The tragic death of a Maltese teenager who committed suicide after escaping from Mount Carmel Hospital made a deep impression on me. I kept thinking about it. Then I recalled several encounters I’ve had with people who had a death wish.

A few years ago, on a sunny spring afternoon, I sat reading on a bench in a public garden. A small group of children came up and talked to me. Among them was a sad-looking, nine-year-old girl who told me in a subdued tone of voice, while the others were listening, that she wanted to die, and she seemed to mean it.

After my initial shock, I ask­ed her why she wanted to die but she gave me no answer. I tried to uplift her spirits by telling her: “See what a beautiful day it is! Look at those flowers over there... how beautiful they are!”

My words made no impression on her. I looked around to see whether the children’s parents were in the area but they didn’t seem to be present. While I was pondering what to do next, the children departed.

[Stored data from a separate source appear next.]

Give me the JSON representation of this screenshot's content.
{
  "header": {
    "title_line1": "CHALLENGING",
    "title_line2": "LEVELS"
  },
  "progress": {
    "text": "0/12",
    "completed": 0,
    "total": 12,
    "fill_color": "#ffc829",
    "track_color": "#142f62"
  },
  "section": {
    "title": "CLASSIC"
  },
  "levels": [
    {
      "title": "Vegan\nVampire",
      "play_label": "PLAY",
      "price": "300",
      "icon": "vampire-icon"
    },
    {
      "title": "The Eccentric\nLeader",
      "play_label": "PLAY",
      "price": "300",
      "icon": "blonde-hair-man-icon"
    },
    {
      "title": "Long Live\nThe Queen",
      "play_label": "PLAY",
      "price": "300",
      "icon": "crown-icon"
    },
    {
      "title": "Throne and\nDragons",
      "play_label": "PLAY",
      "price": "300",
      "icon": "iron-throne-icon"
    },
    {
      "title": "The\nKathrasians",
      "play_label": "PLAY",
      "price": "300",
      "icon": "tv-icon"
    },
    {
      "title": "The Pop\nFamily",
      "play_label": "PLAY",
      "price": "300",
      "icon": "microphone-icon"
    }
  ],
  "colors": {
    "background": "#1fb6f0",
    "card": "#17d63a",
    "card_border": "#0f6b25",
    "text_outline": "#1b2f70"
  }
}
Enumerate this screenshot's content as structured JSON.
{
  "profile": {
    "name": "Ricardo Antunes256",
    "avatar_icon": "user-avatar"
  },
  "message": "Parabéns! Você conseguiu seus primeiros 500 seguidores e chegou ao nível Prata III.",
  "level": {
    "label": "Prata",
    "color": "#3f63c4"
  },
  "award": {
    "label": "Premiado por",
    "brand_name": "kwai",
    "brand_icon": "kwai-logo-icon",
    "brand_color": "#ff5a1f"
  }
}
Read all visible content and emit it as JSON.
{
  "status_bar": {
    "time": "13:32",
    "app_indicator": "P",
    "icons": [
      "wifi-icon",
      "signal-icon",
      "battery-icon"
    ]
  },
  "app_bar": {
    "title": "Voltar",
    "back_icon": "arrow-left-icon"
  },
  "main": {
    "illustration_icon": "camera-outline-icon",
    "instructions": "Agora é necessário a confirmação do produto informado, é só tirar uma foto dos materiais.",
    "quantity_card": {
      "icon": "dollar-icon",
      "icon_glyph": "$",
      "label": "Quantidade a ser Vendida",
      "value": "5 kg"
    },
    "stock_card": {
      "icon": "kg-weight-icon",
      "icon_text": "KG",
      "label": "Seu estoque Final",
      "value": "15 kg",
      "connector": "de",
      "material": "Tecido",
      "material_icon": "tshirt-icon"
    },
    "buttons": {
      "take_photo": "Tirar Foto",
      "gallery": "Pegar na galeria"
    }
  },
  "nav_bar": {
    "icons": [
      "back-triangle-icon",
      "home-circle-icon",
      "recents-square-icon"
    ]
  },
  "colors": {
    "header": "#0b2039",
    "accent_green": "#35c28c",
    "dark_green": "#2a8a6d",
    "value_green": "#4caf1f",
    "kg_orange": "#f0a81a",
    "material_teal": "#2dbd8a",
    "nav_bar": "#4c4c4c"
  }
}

On another occasion, a technician came to my home to repair an appliance. I struck a friendly conversation with him, during which he told me that he was in his 30s and that he didn’t mind if he died at 40. I was quite taken aback with his statement. I reminded him that he was still young and that life is worth living.

I’ve had other such encounters with people who seem to be “death-enamoured”, as the author Muriel Spark put it in one of her books.